When people choose to live together, they are forming a half marriage.  They are investing their lives in something that is just as likely to fail as to succeed.  And their experience together won’t really help them to know which it is going to be.  They run the risk of having children which will bind them together though they may not be the person they should be binding themselves to. 

The fact of living together will make it harder for them to know what they should do and to do it.  Their lives will become so enmeshed and tangled that trying to separate them later on may seem to be more trouble than it is worth.  And the time they spend living together will take a huge part of their life that take a huge price. 

Learn the things you need to learn about each other before taking the step.  Talk through these deep issues.  Marriage is more the gritty day to day stuff than intense feelings of passion.  Pretend you’re on a speed date, and see if you would make it past the first round.  Make internet profiles, and see if this person is someone that you would contact. 

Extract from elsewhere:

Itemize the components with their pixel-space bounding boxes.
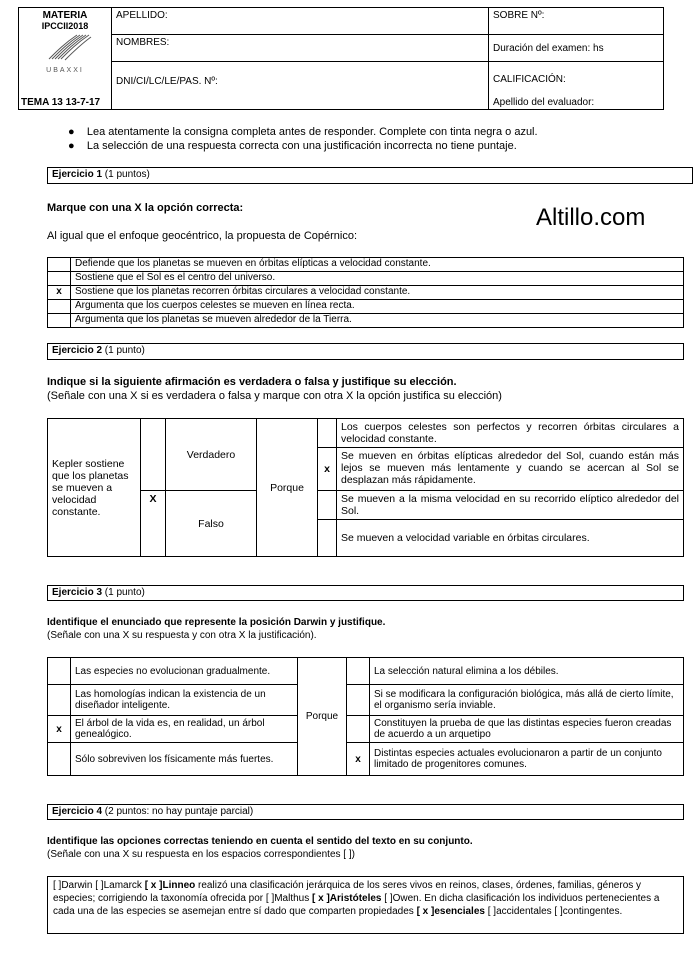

The younger generation is far more casual about sex than older generations.  Take a survey.  Ask the young men you know if they would rather marry a virgin or somebody who has already had maybe some of their friends.  It seems most would rather marry a virgin, but they have no problem being somebody’s first in order to satisfy their craving for it.

So, contrary to the casual nature of sex as seen on television and in movies, sex is the tool God uses to join two people together for life to create and form the next generation.  This union is not just for creating and forming the next generation though, but it also forms our own lives and increases our own enjoyment of it.   


The pressure from society can be immense to just do what you feel like and any call for restraint or ‘traditional’ thinking can seem strange.  But any time you try to bring God’s perspective on anything in life, you can expect that it will often stretch our thinking and ask us to trust Him where we might want to have different thoughts.  That’s just the nature of humans and God looking at the same issues.